La discussion, utilisée ces derniers jours au sujet de la correction des frontières entre le Kosovo et la Serbie, a divisé la politique du Kosovo en deux taxis. Toutefois, les connaisseurs et la situation politique dans le pays estiment que le débat reste incertain. L'analyste Ramush Tahiri a déclaré que d'autres sont en cours de discussion [...]
La discussion, utilisée ces derniers jours au sujet de la correction des frontières entre le Kosovo et la Serbie, a divisé la politique du Kosovo en deux taxis. Toutefois, les connaisseurs et la situation politique dans le pays estiment que le débat reste incertain.
L'analyste Ramush Tahiri a dit que la discussion actuelle est en cours, pour des raisons émotionnelles que celles de rationalité.
Ce fossé ressemble à un déja vu, parce qu'une telle division, mais d'autre part, a également été le cas de la fixation de la frontière entre le Kosovo et le Monténégro”, a souligné Tahiri.
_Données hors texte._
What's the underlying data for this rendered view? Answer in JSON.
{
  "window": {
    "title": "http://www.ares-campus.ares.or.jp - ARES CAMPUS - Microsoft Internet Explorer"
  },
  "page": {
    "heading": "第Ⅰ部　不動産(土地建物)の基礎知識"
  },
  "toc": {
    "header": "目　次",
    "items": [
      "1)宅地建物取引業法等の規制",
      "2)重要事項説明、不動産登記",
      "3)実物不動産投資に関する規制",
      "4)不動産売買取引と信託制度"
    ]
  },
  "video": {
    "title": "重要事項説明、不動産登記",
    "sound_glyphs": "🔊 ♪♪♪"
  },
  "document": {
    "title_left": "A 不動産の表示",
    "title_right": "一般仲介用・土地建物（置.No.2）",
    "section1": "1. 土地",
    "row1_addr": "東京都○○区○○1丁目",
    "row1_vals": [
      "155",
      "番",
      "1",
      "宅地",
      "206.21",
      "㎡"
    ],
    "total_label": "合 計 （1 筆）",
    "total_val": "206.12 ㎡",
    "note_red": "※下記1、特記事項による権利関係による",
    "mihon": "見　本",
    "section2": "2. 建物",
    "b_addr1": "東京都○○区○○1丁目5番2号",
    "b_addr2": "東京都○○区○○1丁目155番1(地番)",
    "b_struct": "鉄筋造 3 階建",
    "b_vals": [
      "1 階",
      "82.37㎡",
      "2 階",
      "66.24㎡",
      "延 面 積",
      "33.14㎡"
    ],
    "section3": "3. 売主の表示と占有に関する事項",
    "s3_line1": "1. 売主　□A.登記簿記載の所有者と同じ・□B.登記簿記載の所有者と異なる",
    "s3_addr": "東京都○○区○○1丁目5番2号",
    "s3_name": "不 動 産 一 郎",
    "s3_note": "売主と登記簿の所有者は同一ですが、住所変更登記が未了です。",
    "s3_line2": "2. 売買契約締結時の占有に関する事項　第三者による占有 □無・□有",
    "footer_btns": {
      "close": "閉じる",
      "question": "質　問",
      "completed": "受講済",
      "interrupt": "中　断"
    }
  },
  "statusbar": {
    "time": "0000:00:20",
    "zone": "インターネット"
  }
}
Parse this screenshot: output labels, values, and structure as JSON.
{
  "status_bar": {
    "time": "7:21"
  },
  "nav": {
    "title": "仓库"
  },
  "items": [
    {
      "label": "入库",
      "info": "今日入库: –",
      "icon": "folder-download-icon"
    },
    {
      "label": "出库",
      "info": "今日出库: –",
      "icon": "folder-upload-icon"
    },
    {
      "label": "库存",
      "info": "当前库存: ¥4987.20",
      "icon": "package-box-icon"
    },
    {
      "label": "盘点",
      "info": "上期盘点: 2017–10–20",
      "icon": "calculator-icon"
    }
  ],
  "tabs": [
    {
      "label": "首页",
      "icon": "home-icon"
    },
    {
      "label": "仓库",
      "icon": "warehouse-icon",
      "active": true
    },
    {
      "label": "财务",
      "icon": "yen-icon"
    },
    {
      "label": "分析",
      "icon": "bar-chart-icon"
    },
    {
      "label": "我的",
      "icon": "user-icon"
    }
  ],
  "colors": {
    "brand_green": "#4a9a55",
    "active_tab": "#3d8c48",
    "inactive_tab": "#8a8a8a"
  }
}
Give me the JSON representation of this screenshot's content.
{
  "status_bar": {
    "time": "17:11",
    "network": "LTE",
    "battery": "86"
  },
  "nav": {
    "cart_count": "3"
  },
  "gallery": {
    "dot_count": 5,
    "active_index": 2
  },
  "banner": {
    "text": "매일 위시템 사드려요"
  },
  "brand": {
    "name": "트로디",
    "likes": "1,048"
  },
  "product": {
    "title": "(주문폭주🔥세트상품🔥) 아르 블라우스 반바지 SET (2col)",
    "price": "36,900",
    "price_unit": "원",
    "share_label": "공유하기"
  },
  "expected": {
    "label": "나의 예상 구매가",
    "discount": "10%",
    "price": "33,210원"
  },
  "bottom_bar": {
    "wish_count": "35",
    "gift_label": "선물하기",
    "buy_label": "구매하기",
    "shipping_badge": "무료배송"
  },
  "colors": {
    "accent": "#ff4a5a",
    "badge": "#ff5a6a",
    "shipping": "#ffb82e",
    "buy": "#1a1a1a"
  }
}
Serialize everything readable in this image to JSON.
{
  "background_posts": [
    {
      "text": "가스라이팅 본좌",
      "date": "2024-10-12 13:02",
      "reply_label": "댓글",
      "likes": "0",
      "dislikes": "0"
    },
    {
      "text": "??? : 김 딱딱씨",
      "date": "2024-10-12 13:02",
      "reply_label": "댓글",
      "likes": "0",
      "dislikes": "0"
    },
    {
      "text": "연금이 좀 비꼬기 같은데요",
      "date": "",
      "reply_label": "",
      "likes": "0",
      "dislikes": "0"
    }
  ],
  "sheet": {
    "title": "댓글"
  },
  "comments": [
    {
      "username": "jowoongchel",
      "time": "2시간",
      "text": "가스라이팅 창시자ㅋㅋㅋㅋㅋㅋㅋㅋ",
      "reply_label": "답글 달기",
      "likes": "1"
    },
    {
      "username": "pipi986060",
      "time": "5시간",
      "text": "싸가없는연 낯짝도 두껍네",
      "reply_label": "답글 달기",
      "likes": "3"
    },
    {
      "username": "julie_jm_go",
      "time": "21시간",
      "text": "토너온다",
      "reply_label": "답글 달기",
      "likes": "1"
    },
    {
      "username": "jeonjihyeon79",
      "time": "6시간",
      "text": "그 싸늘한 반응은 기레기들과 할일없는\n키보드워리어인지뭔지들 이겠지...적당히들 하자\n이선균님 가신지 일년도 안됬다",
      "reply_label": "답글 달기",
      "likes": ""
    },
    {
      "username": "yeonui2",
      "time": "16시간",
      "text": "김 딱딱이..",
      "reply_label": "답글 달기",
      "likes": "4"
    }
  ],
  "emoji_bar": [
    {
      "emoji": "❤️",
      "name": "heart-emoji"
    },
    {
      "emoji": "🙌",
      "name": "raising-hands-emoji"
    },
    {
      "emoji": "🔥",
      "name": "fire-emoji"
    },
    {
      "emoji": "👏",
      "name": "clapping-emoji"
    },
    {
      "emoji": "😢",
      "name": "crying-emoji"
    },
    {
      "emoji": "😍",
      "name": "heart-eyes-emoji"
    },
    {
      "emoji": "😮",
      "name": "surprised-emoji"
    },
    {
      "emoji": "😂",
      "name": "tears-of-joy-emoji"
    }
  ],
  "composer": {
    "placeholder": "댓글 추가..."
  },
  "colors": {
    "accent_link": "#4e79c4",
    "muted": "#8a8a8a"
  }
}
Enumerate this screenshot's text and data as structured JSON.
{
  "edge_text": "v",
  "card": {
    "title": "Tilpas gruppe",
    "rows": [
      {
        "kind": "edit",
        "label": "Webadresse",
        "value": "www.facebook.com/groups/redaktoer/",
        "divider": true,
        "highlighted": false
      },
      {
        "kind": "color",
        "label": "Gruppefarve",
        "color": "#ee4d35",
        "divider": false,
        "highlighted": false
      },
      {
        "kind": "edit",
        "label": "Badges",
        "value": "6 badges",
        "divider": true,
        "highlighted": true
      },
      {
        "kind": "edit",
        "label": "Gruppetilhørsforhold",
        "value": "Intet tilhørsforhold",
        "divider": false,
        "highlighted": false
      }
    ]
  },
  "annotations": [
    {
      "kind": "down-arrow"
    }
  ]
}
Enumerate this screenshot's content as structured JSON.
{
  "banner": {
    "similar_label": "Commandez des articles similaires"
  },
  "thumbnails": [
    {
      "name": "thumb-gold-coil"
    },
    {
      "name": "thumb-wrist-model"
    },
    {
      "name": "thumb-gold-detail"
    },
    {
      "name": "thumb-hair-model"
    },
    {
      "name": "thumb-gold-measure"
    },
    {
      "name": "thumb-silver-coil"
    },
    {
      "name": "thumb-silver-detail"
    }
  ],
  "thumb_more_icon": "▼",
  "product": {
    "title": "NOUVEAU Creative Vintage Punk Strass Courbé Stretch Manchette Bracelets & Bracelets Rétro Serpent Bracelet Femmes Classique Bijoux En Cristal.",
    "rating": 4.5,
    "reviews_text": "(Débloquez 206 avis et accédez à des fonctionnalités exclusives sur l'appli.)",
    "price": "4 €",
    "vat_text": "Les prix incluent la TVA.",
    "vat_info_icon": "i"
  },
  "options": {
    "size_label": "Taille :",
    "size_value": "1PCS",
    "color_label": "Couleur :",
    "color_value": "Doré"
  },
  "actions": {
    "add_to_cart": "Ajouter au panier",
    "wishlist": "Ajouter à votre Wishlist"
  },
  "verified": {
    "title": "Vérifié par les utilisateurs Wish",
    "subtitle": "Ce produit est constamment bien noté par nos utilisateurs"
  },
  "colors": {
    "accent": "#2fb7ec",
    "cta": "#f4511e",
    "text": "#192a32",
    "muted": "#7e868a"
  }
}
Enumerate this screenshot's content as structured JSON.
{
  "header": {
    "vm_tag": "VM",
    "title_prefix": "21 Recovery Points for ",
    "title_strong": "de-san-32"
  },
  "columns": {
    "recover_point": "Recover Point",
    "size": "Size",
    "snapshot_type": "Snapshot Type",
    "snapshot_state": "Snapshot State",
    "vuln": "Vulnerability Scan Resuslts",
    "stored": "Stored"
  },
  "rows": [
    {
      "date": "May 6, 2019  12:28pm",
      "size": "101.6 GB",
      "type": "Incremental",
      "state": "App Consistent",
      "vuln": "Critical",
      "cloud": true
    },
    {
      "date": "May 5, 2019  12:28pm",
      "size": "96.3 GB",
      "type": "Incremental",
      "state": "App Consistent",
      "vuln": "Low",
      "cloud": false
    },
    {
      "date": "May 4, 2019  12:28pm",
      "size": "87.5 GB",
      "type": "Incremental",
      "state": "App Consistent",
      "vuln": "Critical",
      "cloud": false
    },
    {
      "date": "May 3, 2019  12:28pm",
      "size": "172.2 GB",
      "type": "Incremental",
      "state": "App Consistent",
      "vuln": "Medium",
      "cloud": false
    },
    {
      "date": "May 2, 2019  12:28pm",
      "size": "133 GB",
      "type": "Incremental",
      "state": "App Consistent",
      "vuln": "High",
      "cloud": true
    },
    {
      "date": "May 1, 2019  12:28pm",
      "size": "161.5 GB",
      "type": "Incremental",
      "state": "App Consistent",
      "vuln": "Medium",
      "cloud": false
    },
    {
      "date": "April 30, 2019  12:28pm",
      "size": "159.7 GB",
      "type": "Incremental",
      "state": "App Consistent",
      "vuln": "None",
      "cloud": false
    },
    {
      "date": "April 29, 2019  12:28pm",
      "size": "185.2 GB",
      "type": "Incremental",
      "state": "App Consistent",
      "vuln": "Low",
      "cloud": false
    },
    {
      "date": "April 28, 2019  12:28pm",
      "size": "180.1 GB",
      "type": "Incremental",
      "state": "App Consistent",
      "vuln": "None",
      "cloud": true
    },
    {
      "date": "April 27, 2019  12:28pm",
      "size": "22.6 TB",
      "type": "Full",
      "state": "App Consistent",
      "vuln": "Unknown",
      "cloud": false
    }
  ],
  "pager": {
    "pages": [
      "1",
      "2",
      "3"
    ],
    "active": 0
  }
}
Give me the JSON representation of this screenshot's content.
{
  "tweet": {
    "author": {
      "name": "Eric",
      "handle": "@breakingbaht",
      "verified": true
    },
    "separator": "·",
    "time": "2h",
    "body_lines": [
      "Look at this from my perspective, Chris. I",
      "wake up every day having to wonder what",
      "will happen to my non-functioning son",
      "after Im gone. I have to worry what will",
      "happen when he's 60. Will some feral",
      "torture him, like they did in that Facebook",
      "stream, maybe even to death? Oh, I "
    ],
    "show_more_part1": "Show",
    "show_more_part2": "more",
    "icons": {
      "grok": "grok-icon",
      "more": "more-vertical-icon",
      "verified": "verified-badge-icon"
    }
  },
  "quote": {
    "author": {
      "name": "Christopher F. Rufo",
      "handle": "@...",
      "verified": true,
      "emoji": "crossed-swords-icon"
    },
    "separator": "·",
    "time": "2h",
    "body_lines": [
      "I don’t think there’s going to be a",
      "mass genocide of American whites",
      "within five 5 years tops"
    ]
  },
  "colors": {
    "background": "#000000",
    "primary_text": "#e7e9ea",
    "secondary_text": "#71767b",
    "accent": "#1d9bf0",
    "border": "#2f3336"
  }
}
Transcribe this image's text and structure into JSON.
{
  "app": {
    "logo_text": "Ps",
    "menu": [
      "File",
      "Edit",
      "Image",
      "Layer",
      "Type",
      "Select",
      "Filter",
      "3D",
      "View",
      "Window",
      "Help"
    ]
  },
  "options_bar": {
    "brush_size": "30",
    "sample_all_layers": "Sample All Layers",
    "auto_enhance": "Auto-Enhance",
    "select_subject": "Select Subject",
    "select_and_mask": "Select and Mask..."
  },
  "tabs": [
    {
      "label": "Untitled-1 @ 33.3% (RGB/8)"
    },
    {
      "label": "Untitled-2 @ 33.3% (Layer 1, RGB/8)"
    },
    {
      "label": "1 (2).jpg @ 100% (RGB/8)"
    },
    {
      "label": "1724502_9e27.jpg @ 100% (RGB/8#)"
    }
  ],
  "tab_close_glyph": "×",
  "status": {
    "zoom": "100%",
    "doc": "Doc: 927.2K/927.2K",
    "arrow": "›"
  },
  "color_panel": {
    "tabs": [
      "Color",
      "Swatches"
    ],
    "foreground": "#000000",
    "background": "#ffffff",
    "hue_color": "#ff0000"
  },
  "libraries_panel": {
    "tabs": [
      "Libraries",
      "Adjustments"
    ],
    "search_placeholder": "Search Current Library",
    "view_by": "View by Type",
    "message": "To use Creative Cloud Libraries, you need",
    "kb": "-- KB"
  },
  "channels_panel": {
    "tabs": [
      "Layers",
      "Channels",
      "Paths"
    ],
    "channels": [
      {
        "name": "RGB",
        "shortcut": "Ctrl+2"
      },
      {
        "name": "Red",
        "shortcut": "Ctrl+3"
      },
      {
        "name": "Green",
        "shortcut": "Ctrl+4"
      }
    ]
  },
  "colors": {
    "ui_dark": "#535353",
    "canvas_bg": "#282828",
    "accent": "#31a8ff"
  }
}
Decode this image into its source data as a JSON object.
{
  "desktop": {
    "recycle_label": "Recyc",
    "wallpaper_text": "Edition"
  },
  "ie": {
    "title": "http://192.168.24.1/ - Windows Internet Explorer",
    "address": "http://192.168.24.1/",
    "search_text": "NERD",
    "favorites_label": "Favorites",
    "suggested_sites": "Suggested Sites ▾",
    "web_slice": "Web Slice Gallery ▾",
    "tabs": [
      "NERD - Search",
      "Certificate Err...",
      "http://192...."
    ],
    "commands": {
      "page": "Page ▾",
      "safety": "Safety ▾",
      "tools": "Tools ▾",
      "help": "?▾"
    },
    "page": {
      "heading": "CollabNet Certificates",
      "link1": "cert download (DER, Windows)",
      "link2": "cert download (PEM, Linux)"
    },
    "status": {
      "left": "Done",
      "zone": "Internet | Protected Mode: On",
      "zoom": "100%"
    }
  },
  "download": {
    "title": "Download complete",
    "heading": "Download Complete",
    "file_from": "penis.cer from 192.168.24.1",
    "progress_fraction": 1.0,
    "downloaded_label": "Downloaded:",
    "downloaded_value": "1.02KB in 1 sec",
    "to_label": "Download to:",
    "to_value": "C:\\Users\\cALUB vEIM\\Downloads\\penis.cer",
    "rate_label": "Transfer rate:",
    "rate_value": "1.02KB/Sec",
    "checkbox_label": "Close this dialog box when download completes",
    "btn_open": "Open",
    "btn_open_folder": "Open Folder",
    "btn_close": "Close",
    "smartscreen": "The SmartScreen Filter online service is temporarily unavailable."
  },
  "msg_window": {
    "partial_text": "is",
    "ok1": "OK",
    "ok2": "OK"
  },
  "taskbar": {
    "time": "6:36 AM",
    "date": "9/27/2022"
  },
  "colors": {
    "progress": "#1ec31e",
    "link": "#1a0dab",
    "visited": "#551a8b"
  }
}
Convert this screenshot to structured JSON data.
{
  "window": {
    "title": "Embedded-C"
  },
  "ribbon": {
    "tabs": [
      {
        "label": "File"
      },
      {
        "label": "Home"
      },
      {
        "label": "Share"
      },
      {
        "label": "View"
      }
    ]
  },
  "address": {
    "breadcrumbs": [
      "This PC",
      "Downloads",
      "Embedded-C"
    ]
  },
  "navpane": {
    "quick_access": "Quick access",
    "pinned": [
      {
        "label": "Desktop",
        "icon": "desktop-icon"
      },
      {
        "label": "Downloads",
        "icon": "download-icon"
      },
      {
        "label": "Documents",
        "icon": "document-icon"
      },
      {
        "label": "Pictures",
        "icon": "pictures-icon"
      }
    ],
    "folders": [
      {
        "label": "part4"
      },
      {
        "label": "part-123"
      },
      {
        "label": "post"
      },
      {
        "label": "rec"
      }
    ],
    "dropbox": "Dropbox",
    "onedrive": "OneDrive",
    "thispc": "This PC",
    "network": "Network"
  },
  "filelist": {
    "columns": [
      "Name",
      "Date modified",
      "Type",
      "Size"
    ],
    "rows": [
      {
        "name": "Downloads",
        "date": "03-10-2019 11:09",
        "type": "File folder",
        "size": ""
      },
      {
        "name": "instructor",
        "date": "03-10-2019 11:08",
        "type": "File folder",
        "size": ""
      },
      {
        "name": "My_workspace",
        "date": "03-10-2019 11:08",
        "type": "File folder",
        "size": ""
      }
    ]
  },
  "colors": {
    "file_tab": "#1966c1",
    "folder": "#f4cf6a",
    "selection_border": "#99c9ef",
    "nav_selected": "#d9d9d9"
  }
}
Selon lui, je pense que le débat devrait être analysé et pas seulement réagi. Je n'ai pas vu d'arguments concrets de part et d'autre, et quelle frontière change qu'elle est favorable ou défavorable au Kosovo”, a-t-il ajouté.
En outre, Tahiri a dit que toutes les analyses disent que les frontières ne sont pas permises d'être brisées, ajoutant que personne ne dit qu'ils ne devraient pas rejoindre Presevo. Toutes les discussions sont dans l'air, nous n'avons pas de projet pour voir ce qui change, est perdre ou gagner le Kosovo pour être vu spécifiquement”, Tahiri a souligné, la Telegrafi transmet.
Selon lui, là où il y a réconciliation, c'est qu'avec les pourparlers, il est en train d'être résolu avec la Serbie et que l'accord ne sera pas imposé.
Le président a le mandat constitutionnel et juridique de discuter de ces sujets. Le président a désigné ces compétences, il porte sa responsabilité et pourrait signer les accords, mais l'Assemblée du Kosovo ratifie les accords avec la plupart des voix”.
Le Président du Kosovo, Hashim Thaci, avance sur l'idée que dans l'accord entre Pristina et Belgrade il pourrait y avoir correction des frontières entre les deux pays, ce qui permettrait de reconnaître l'état du Kosovo de la part de la Serbie.
Il a dit que le Kosovo pourrait rejoindre la vallée de Presevo.
Mais, d'un autre côté, les partis d'opposition, mais aussi le parti du Premier ministre Ramush Haradinaj ont déclaré que changer les frontières pourrait ouvrir la boîte de Pandore dans les Balkans.